To sum up this is a very juvenile film with little depth, and a huge waste of talent and money.
a passable, tongue in cheek remake of a much better original which starred margaret lockwood as the mysterious lady who masquerades as a highwaywomen in 17th century england. the main interest here apart from the trite dialogue (alan bates: A WOMAN! faye dunaway: NEARLY A CORPSE!) is an infamous whipping scene between faye and then unknown marina sirtis (better known as commander troy from 'star trek-next generation') which caused a run in with director micheal winner and the late british board of film censor james ferman who ordered it to be trimmed. his argument was that a woman's breast shown to be whipped was unacceptable. after much lobbying from micheal winner; the sequence was shown uncut.
Not the best period movie ever made, but it does have some good qualities: Great music by Tony Banks, great sets, and lavish costumes. The "look" of the movie is rich with detail. The acting is campy, but doesn't take itself too seriously. One thing that really annoys me about this film, however, is the abundance of gratuitous nudity.
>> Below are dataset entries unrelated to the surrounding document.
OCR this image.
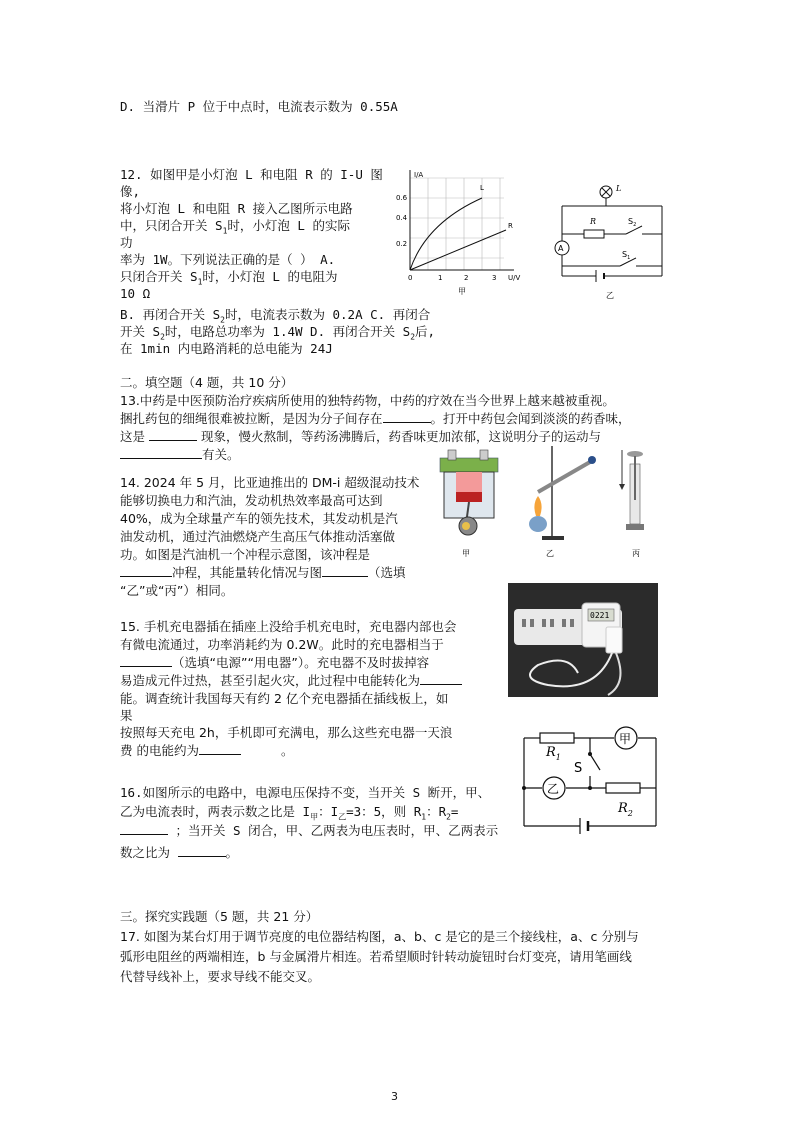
D. 当滑片 P 位于中点时，电流表示数为 0.55A
12. 如图甲是小灯泡 L 和电阻 R 的 I-U 图
像,
将小灯泡 L 和电阻 R 接入乙图所示电路
中，只闭合开关 $S_1$时，小灯泡 L 的实际
功
率为 1W。下列说法正确的是（ ） A.
只闭合开关 $S_1$时，小灯泡 L 的电阻为
10 Ω
B. 再闭合开关 $S_2$时，电流表示数为 0.2A C. 再闭合
开关 $S_2$时，电路总功率为 1.4W D. 再闭合开关 $S_2$后,
在 1min 内电路消耗的总电能为 24J
I/A
0.6
0.4
0.2
0	1	2	3 U/V
L
R
甲
A
L
R	$S_2$
$S_1$
乙
二。填空题（4 题，共 10 分）
13.中药是中医预防治疗疾病所使用的独特药物，中药的疗效在当今世界上越来越被重视。
捆扎药包的细绳很难被拉断，是因为分子间存在	。打开中药包会闻到淡淡的药香味，
这是	现象，慢火熬制，等药汤沸腾后，药香味更加浓郁，这说明分子的运动与
有关。
14. 2024 年 5 月，比亚迪推出的 DM-i 超级混动技术
能够切换电力和汽油，发动机热效率最高可达到
40%，成为全球量产车的领先技术，其发动机是汽
油发动机，通过汽油燃烧产生高压气体推动活塞做
功。如图是汽油机一个冲程示意图，该冲程是
冲程，其能量转化情况与图	（选填
“乙”或“丙”）相同。
甲	乙	丙
15. 手机充电器插在插座上没给手机充电时，充电器内部也会
有微电流通过，功率消耗约为 0.2W。此时的充电器相当于
（选填“电源”“用电器”）。充电器不及时拔掉容
易造成元件过热，甚至引起火灾，此过程中电能转化为
能。调查统计我国每天有约 2 亿个充电器插在插线板上，如
果
按照每天充电 2h，手机即可充满电，那么这些充电器一天浪
费 的电能约为	。
0221
16.如图所示的电路中，电源电压保持不变，当开关 S 断开，甲、
乙为电流表时，两表示数之比是 $I_甲$：$I_乙=3$：5，则 $R_1$：$R_2=$
；当开关 S 闭合，甲、乙两表为电压表时，甲、乙两表示
数之比为	。
甲
乙
$R_1$
$R_2$
S
三。探究实践题（5 题，共 21 分）
17. 如图为某台灯用于调节亮度的电位器结构图，a、b、c 是它的是三个接线柱，a、c 分别与
弧形电阻丝的两端相连，b 与金属滑片相连。若希望顺时针转动旋钮时台灯变亮，请用笔画线
代替导线补上，要求导线不能交叉。
3
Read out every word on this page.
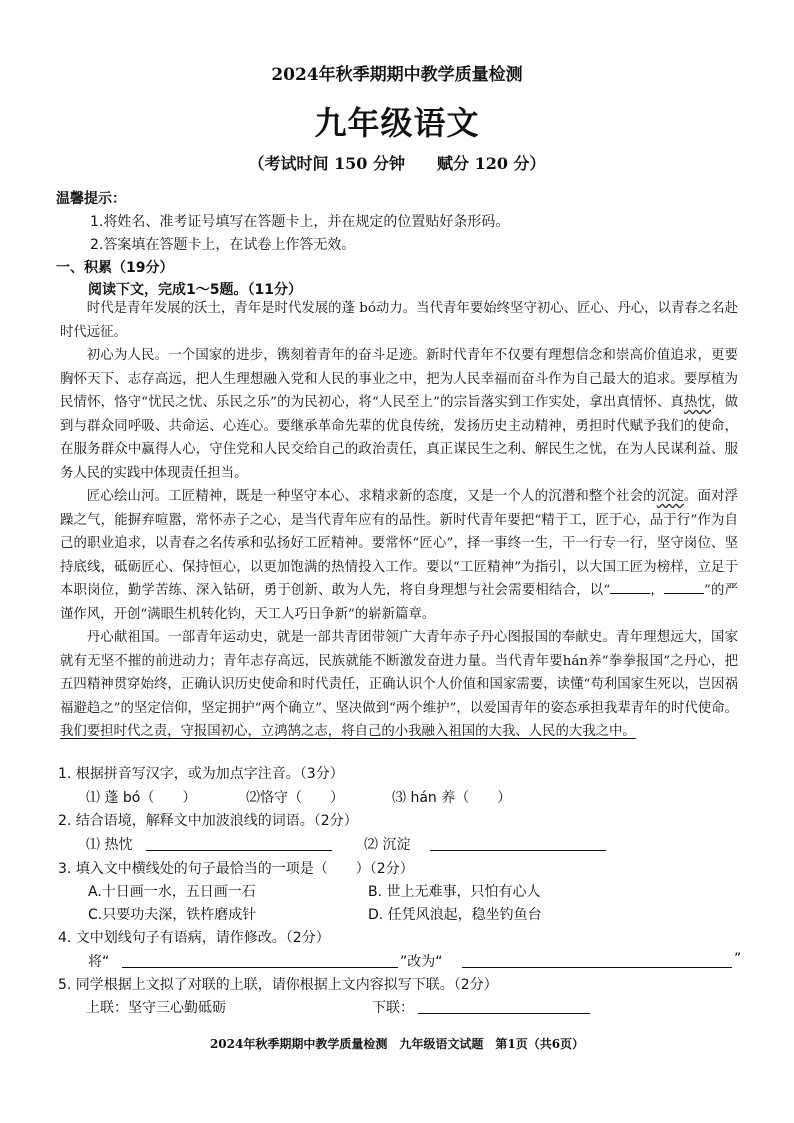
2024年秋季期期中教学质量检测
九年级语文
（考试时间 150 分钟　　赋分 120 分）
温馨提示：
1.将姓名、准考证号填写在答题卡上，并在规定的位置贴好条形码。
2.答案填在答题卡上，在试卷上作答无效。
一、积累（19分）
阅读下文，完成1～5题。（11分）

时代是青年发展的沃土，青年是时代发展的蓬 bó动力。当代青年要始终坚守初心、匠心、丹心，以青春之名赴时代远征。

初心为人民。一个国家的进步，镌刻着青年的奋斗足迹。新时代青年不仅要有理想信念和崇高价值追求，更要胸怀天下、志存高远，把人生理想融入党和人民的事业之中，把为人民幸福而奋斗作为自己最大的追求。要厚植为民情怀，恪守“忧民之忧、乐民之乐”的为民初心，将“人民至上”的宗旨落实到工作实处，拿出真情怀、真热忱，做到与群众同呼吸、共命运、心连心。要继承革命先辈的优良传统，发扬历史主动精神，勇担时代赋予我们的使命，在服务群众中赢得人心，守住党和人民交给自己的政治责任，真正谋民生之利、解民生之忧，在为人民谋利益、服务人民的实践中体现责任担当。

匠心绘山河。工匠精神，既是一种坚守本心、求精求新的态度，又是一个人的沉潜和整个社会的沉淀。面对浮躁之气，能摒弃喧嚣，常怀赤子之心，是当代青年应有的品性。新时代青年要把“精于工，匠于心，品于行”作为自己的职业追求，以青春之名传承和弘扬好工匠精神。要常怀“匠心”，择一事终一生，干一行专一行，坚守岗位、坚持底线，砥砺匠心、保持恒心，以更加饱满的热情投入工作。要以“工匠精神”为指引，以大国工匠为榜样，立足于本职岗位，勤学苦练、深入钻研，勇于创新、敢为人先，将自身理想与社会需要相结合，以“	，	”的严谨作风，开创“满眼生机转化钧，天工人巧日争新”的崭新篇章。

丹心献祖国。一部青年运动史，就是一部共青团带领广大青年赤子丹心图报国的奉献史。青年理想远大，国家就有无坚不摧的前进动力；青年志存高远，民族就能不断激发奋进力量。当代青年要hán养“拳拳报国”之丹心，把五四精神贯穿始终，正确认识历史使命和时代责任，正确认识个人价值和国家需要，读懂“苟利国家生死以，岂因祸福避趋之”的坚定信仰，坚定拥护“两个确立”、坚决做到“两个维护”，以爱国青年的姿态承担我辈青年的时代使命。我们要担时代之责，守报国初心，立鸿鹄之志，将自己的小我融入祖国的大我、人民的大我之中。

1. 根据拼音写汉字，或为加点字注音。（3分）
⑴ 蓬 bó（　　）	⑵恪守（　　）	⑶ hán 养（　　）
2. 结合语境，解释文中加波浪线的词语。（2分）
⑴ 热忱	⑵ 沉淀
3. 填入文中横线处的句子最恰当的一项是（　　）（2分）
A.十日画一水，五日画一石	B. 世上无难事，只怕有心人
C.只要功夫深，铁杵磨成针	D. 任凭风浪起，稳坐钓鱼台
4. 文中划线句子有语病，请作修改。（2分）
将“	”改为“	”
5. 同学根据上文拟了对联的上联，请你根据上文内容拟写下联。（2分）
上联：坚守三心勤砥砺	下联：
2024年秋季期期中教学质量检测　九年级语文试题　第1页（共6页）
Spoiled Lady Skelton impersonates a notorious highway robber on horseback in the English countryside of the 17th century. It wasn't a bad idea for Michael Winner to stage a remake of Leslie Arliss' rollicking British adventure "The Wicked Lady" from 1945; Arliss' screenplay (credited here, along with Winner and others) was, after all, a tightly-wound and ingenious bit of sinful charade mixed with costume camp. But camp takes over in Winner's version, updated with bare bosoms and humping couples, while his star--the inimitable Faye Dunaway--is appropriately cast but coarse in the lead. Dunaway sports a whopper crop of hair and looks right in the flouncy attire, but she's manic and wild-eyed when all she needs to be is cruelly seductive (perhaps the ghost of "Mommie Dearest" was still dogging her?). Elsewhere, a British cast of elderly veterans and inept newcomers attempt to make the most of a wan situation, but Winner is too hasty in his pacing to allow anyone to carve out a genuine character. Either Winner or his producers (the un-esteemed Golan and Globus) were curiously obsessed with undressed wenches, though not even a whip-snapping catfight (lifted from Leslie Arliss' 1948 film "Idol of Paris") can breathe life into the tired, mangy final act. Cinematographer Jack Cardiff gets some nice shots of the evening sky, but his interiors are dreadful looking. Most of the nighttime heist action was obviously filmed in the daylight with a dark filter, causing even the story's high moments to look shabby. What a waste of an opportunity! * from ****
This movie is listed as an action/comedy, but the only thing remotely
amusing is in Marina Sirtis's nude scene. While running away, it is quite
evident that she has a tan line that indicates a French cut bikini bottom,
something I would think was quite rare in the 17th century.
I highly recommend that instead of this video, one either rents the original or a copy of Finney's excellent "Tom Jones".